VCT’s have been around since 1995 when the Government decided to offer tax breaks to encourage people to invest in early-stage UK companies. They were a new idea of tax-incentivised investment, before the idea of ISA’s were ever adopted. The performance since this time has been variable, with some doing very well, whilst others had an awful track record. However, now they are seen as well-managed credible investments.
There are three general types :
- Alternative Investment Market
- Specialist sectors (e.g. technology)
Some VCT’s called ‘planned exit’, have a tie-in period during which you can not withdraw your money, whereas ‘evergreen’ VCT’s have no minimum investment period. The former is cheaper than the latter in terms of fees.
The most up-to-date tax relief information, and full terms and conditions, can be found on the Government website
Here’s an overview, correct to our knowledge at the time of writing :
- Investors receive 30% income tax relief on any contributions to the VCT (when shares are held for 5 years)

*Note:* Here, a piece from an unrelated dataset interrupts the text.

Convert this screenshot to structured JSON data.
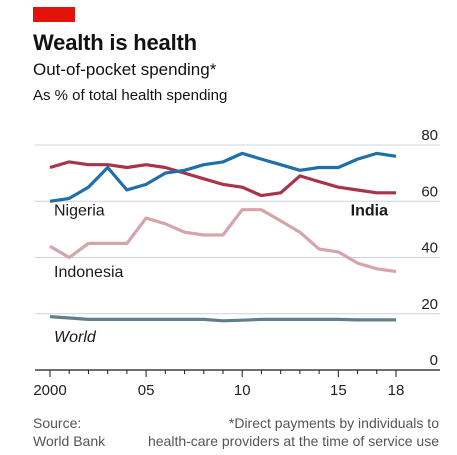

- There is no Capital Gains Tax (CGT) on investment returns
- Income earned from the VCT is exempt fro income tax
Last year the Treasury implemented new legislation to ensure VCT managers are investing in the smaller startups (more risky investments), as many had been trying to reduce risk and investing in more established companies. The idea of a VCT has always been to inject capital in startup companies, to encourage new business growth.

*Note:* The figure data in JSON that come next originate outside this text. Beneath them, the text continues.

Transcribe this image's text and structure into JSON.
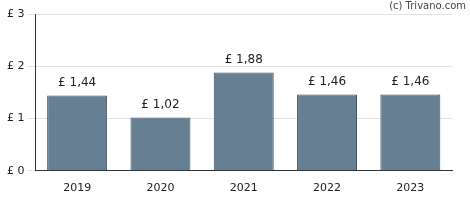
{
  "chart_data": {
    "type": "bar",
    "categories": [
      "2019",
      "2020",
      "2021",
      "2022",
      "2023"
    ],
    "values": [
      1.44,
      1.02,
      1.88,
      1.46,
      1.46
    ],
    "value_labels": [
      "£ 1,44",
      "£ 1,02",
      "£ 1,88",
      "£ 1,46",
      "£ 1,46"
    ],
    "data_labels": true,
    "color": "#667f93",
    "ylim": [
      0,
      3
    ],
    "yticks": [
      {
        "value": 0,
        "label": "£ 0"
      },
      {
        "value": 1,
        "label": "£ 1"
      },
      {
        "value": 2,
        "label": "£ 2"
      },
      {
        "value": 3,
        "label": "£ 3"
      }
    ],
    "grid": true,
    "annotations": [
      "(c) Trivano.com"
    ]
  }
}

It is important to note that you can only claim income tax relief against the income tax you need to pay in the UK, and it must be done in the tax year you invest. So to get the full benefit of the tax relief, you will likely need to be a high rate tax payer. If you do not pay income tax, then you will not be able to benefit from the relief. The investment also needs to be in newly issued shares (not secondary traded), to benefit from the tax relief.

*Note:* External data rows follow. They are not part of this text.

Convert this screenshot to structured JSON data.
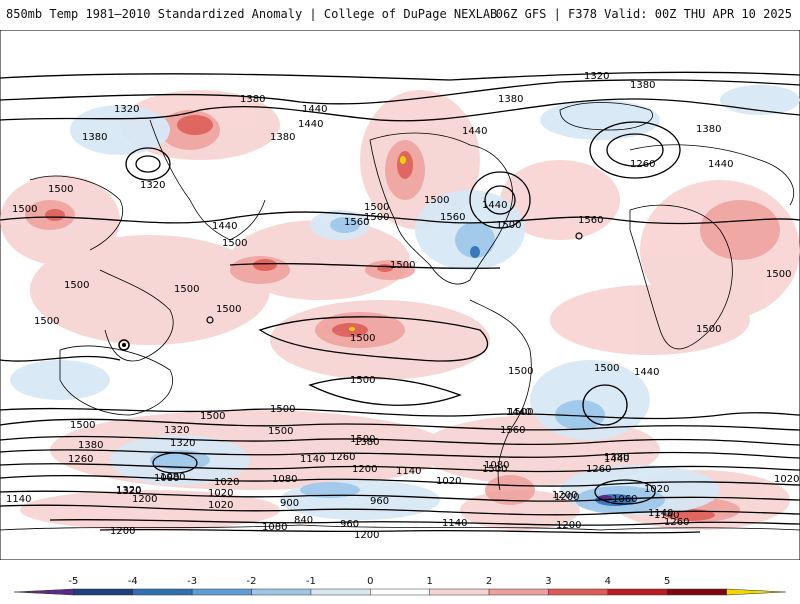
{
  "header": {
    "left_title": "850mb Temp 1981–2010 Standardized Anomaly | College of DuPage NEXLAB",
    "right_title": "06Z GFS | F378 Valid: 00Z THU APR 10 2025"
  },
  "contour_labels": [
    "1320",
    "1380",
    "1380",
    "1320",
    "1440",
    "1440",
    "1380",
    "1380",
    "1440",
    "1380",
    "1260",
    "1440",
    "1380",
    "1320",
    "1500",
    "1500",
    "1440",
    "1500",
    "1500",
    "1500",
    "1440",
    "1500",
    "1560",
    "1560",
    "1500",
    "1560",
    "1500",
    "1500",
    "1500",
    "1500",
    "1500",
    "1500",
    "1500",
    "1500",
    "1500",
    "1500",
    "1500",
    "1500",
    "1500",
    "1500",
    "1500",
    "1500",
    "1440",
    "1440",
    "1500",
    "1560",
    "1440",
    "1320",
    "1380",
    "1320",
    "1140",
    "1260",
    "1380",
    "1260",
    "1500",
    "1320",
    "1260",
    "1200",
    "1140",
    "1140",
    "1080",
    "1020",
    "1200",
    "1380",
    "1020",
    "1320",
    "1200",
    "1080",
    "1020",
    "900",
    "960",
    "1020",
    "1080",
    "1200",
    "1140",
    "1080",
    "1020",
    "1060",
    "1200",
    "840",
    "1080",
    "960",
    "1200",
    "1140",
    "1140",
    "1260",
    "1200",
    "1020"
  ],
  "colorbar": {
    "ticks": [
      "-5",
      "-4",
      "-3",
      "-2",
      "-1",
      "0",
      "1",
      "2",
      "3",
      "4",
      "5"
    ],
    "colors": [
      "#5b2a86",
      "#1f3f7a",
      "#2e6fb5",
      "#5c9fd6",
      "#9cc6ea",
      "#d7e8f5",
      "#ffffff",
      "#f7d3d1",
      "#efa09c",
      "#dd5a55",
      "#b81c22",
      "#7a0a10",
      "#f2d600"
    ]
  },
  "map": {
    "anomaly_positive_color": "#e8625c",
    "anomaly_negative_color": "#5b8fd0",
    "contour_color": "#000000",
    "coastline_color": "#000000"
  }
}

Traditionally VCT’s have been aimed at high income earners, due to the tax advantages and relative high risk
However, these days it is possible to get involved starting at just a few £100. The key factor is what proportion of your income you place into something that is likely to be higher risk than your other investments. As long as you are contributing a relatively small amount, that does not affect the risk profile of your total investment profile, then VCT’s really are open to anyone. It is also important to remember you will not have access to the money for 5 years, so it must be cash that is disposable, and will not be required for day-to-day living.
An example VCT listed on the London Stock Exchange, can be found here , as can be seen (at the time of writing) the VCT has lost money over the past five years. It is important to illustrate this, and to emphasis the benefit of diversification. When investing in something high risk, it is a good idea to diversify into different sectors, which may require purchasing a few different VCT’s.